Es gibt nicht nur im Buddhismus eine Endzeitlehre,
sondern auch im Judentum, im Christentum und im Islam.
Ob diese Endzeitlehren für virtuell oder real gehalten
werden, ist ziemlich belanglos, sie hatten geschichtlich
konkrete, meist unangenehme Auswirkungen.
Die buddhistische Endzeitlehre entstand nach dem
Ableben des historischen Buddha (Siddharta Gautama) in
Indien. Sie teilt die Zeit nach Buddha in drei Abschnitte
ein. In die Epoche des wahren Gesetzes, die Shôbô – Zeit,
in der die Doktrin und Praxis der Lehre voll gelebt
werden konnten und die angestrebte Erleuchtung möglich
war. Diese Epoche soll je nach Auslegung 500 oder 1000
Jahre lang andauern. In die Epoche des abgeflachten
Gesetzes, die Zôbô- Zeit, in der die Doktrin und Praxis
der Lehre gelebt werden konnten, es aber keine
Erleuchtung mehr gab. Auch diese Epoche sollte 500 oder
1000 Jahre lang andauern und in die Epoche der
Gesetzlosigkeit, der Mappô –Zeit, in der nur noch die
Doktrin gelebt werden könne, die Praxis aber nicht mehr
die gewünschten Ergebnisse bringe und Erleuchtung
nicht mehr möglich sei. Diese Periode solle 10000 Jahre
lang andauern. Danach aber solle der Maytrea Buddha
(japanisch der Miroko Bosatzu) auferstehen und allen
28
Menschen, die bisher die Erleuchtung nicht erreicht
haben, zur Erleuchtung verhelfen.
Dass diese Lehre bis heute Auswirkungen hat, kann am
Friedhof des Koyasan nachempfunden werden, der sich
um das Mausoleum des Kobo Daishi (Kukai) ausdehnt.

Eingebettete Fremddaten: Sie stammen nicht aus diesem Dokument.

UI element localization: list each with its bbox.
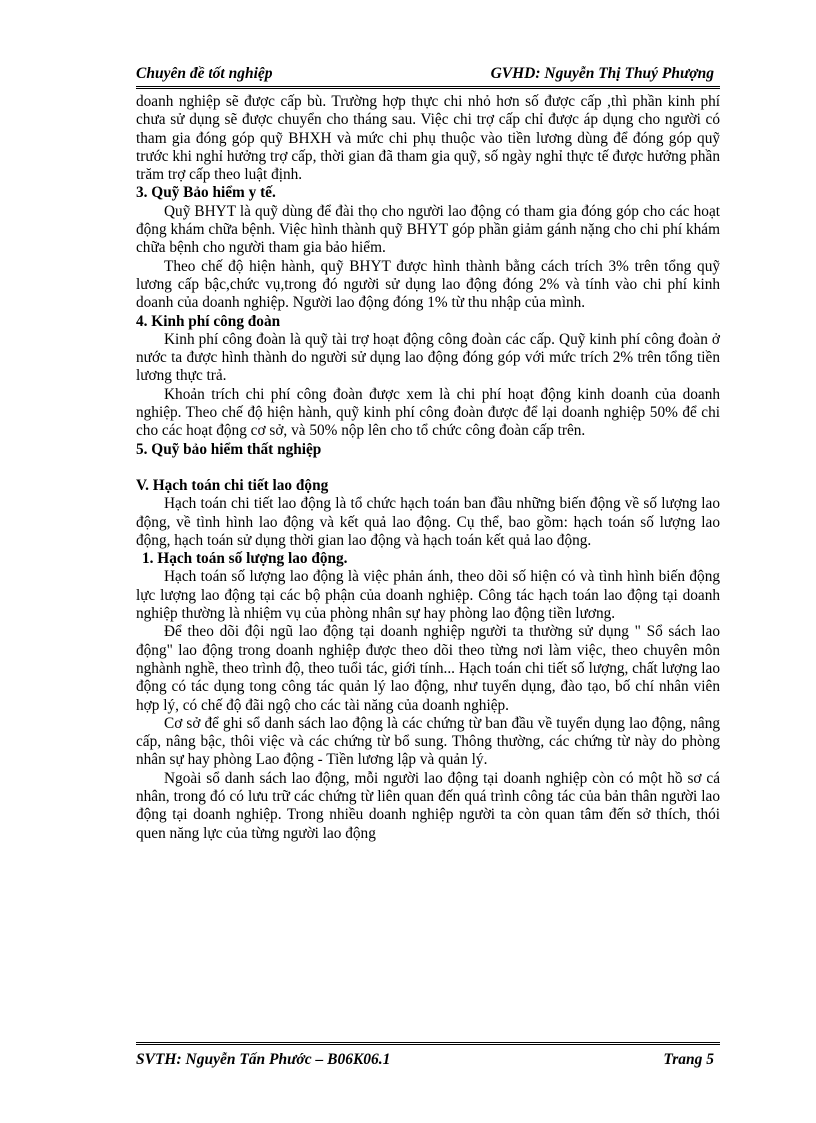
paragraph: Khoản trích chi phí công đoàn được xem là chi phí hoạt động kinh doanh của doanh nghiệp. Theo chế độ hiện hành, quỹ kinh phí công đoàn được để lại doanh nghiệp 50% để chi cho các hoạt động cơ sở, và 50% nộp lên cho tổ chức công đoàn cấp trên. [136,385,720,440]
paragraph: Theo chế độ hiện hành, quỹ BHYT được hình thành bằng cách trích 3% trên tổng quỹ lương cấp bậc,chức vụ,trong đó người sử dụng lao động đóng 2% và tính vào chi phí kinh doanh của doanh nghiệp. Người lao động đóng 1% từ thu nhập của mình. [136,257,720,312]
document-body [136,93,720,843]
paragraph: Ngoài sổ danh sách lao động, mỗi người lao động tại doanh nghiệp còn có một hồ sơ cá nhân, trong đó có lưu trữ các chứng từ liên quan đến quá trình công tác của bản thân người lao động tại doanh nghiệp. Trong nhiều doanh nghiệp người ta còn quan tâm đến sở thích, thói quen năng lực của từng người lao động [136,769,720,842]
paragraph: Quỹ BHYT là quỹ dùng để đài thọ cho người lao động có tham gia đóng góp cho các hoạt động khám chữa bệnh. Việc hình thành quỹ BHYT góp phần giảm gánh nặng cho chi phí khám chữa bệnh cho người tham gia bảo hiểm. [136,202,720,257]
paragraph: Hạch toán số lượng lao động là việc phản ánh, theo dõi số hiện có và tình hình biến động lực lượng lao động tại các bộ phận của doanh nghiệp. Công tác hạch toán lao động tại doanh nghiệp thường là nhiệm vụ của phòng nhân sự hay phòng lao động tiền lương. [136,568,720,623]
chapter-heading: V. Hạch toán chi tiết lao động [136,476,329,494]
section-heading: 4. Kinh phí công đoàn [136,312,281,330]
page-header [136,62,720,89]
blank-line [136,459,720,477]
header-title: Chuyên đề tốt nghiệp [136,65,273,82]
footer-author: SVTH: Nguyễn Tấn Phước – B06K06.1 [136,1051,391,1068]
page-footer [136,1042,720,1071]
paragraph: Kinh phí công đoàn là quỹ tài trợ hoạt động công đoàn các cấp. Quỹ kinh phí công đoàn ở nước ta được hình thành do người sử dụng lao động đóng góp với mức trích 2% trên tổng tiền lương thực trả. [136,330,720,385]
subsection-heading: 1. Hạch toán số lượng lao động. [142,550,348,568]
section-heading: 3. Quỹ Bảo hiểm y tế. [136,184,276,202]
paragraph: Để theo dõi đội ngũ lao động tại doanh nghiệp người ta thường sử dụng " Sổ sách lao động" lao động trong doanh nghiệp được theo dõi theo từng nơi làm việc, theo chuyên môn nghành nghề, theo trình độ, theo tuổi tác, giới tính... Hạch toán chi tiết số lượng, chất lượng lao động có tác dụng tong công tác quản lý lao động, như tuyển dụng, đào tạo, bố chí nhân viên hợp lý, có chế độ đãi ngộ cho các tài năng của doanh nghiệp. [136,623,720,714]
paragraph: Hạch toán chi tiết lao động là tổ chức hạch toán ban đầu những biến động về số lượng lao động, về tình hình lao động và kết quả lao động. Cụ thể, bao gồm: hạch toán số lượng lao động, hạch toán sử dụng thời gian lao động và hạch toán kết quả lao động. [136,495,720,549]
section-heading: 5. Quỹ bảo hiểm thất nghiệp [136,440,322,458]
header-advisor: GVHD: Nguyễn Thị Thuý Phượng [490,65,714,82]
page-number: Trang 5 [663,1051,714,1068]
paragraph: Cơ sở để ghi sổ danh sách lao động là các chứng từ ban đầu về tuyển dụng lao động, nâng cấp, nâng bậc, thôi việc và các chứng từ bổ sung. Thông thường, các chứng từ này do phòng nhân sự hay phòng Lao động - Tiền lương lập và quản lý. [136,714,720,769]
paragraph: doanh nghiệp sẽ được cấp bù. Trường hợp thực chi nhỏ hơn số được cấp ,thì phần kinh phí chưa sử dụng sẽ được chuyển cho tháng sau. Việc chi trợ cấp chỉ được áp dụng cho người có tham gia đóng góp quỹ BHXH và mức chi phụ thuộc vào tiền lương dùng để đóng góp quỹ trước khi nghỉ hưởng trợ cấp, thời gian đã tham gia quỹ, số ngày nghỉ thực tế được hưởng phần trăm trợ cấp theo luật định. [136,93,720,184]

Kobo Daishi wurde in Japan als Inkarnation des Miroku
Bosatzu betrachtet. Daher sind alle Japaner, die sich
selber eingestehen, den Zustand der Erleuchtung nicht
erreicht zu haben, bestrebt, neben dem Mausoleum des
Kobo Daishi begraben zu sein. Auf dem Friedhof findet
man nicht nur die Gräber historischer Personen wie Oda
Nobunaga und des Haiku - Dichters Basho, sondern auch
moderner Industriekapitäne, z.B. der des Nissan
Konzerns.
Die buddhistischen Theoretiker der Endzeitlehre hatten
den Beginn der Mappô –Zeit auf das Jahr 1052 datiert.
Dieses Datum fällt mit dem Beginn der Machtkämpfe
zwischen der Fujiwara- und der Taira – Familie überein.
Das Volk schrie wieder: „Es ist Mappô -Zeit“, auch später
schrie es so.
Die Endzeitlehre macht die Ausübung des Buddhismus in
der Mappô –Zeit zu einer Sinnlosigkeit. Die Aufgabe der
Theologen bestand darin, die Sinnlosigkeit zu beseitigen.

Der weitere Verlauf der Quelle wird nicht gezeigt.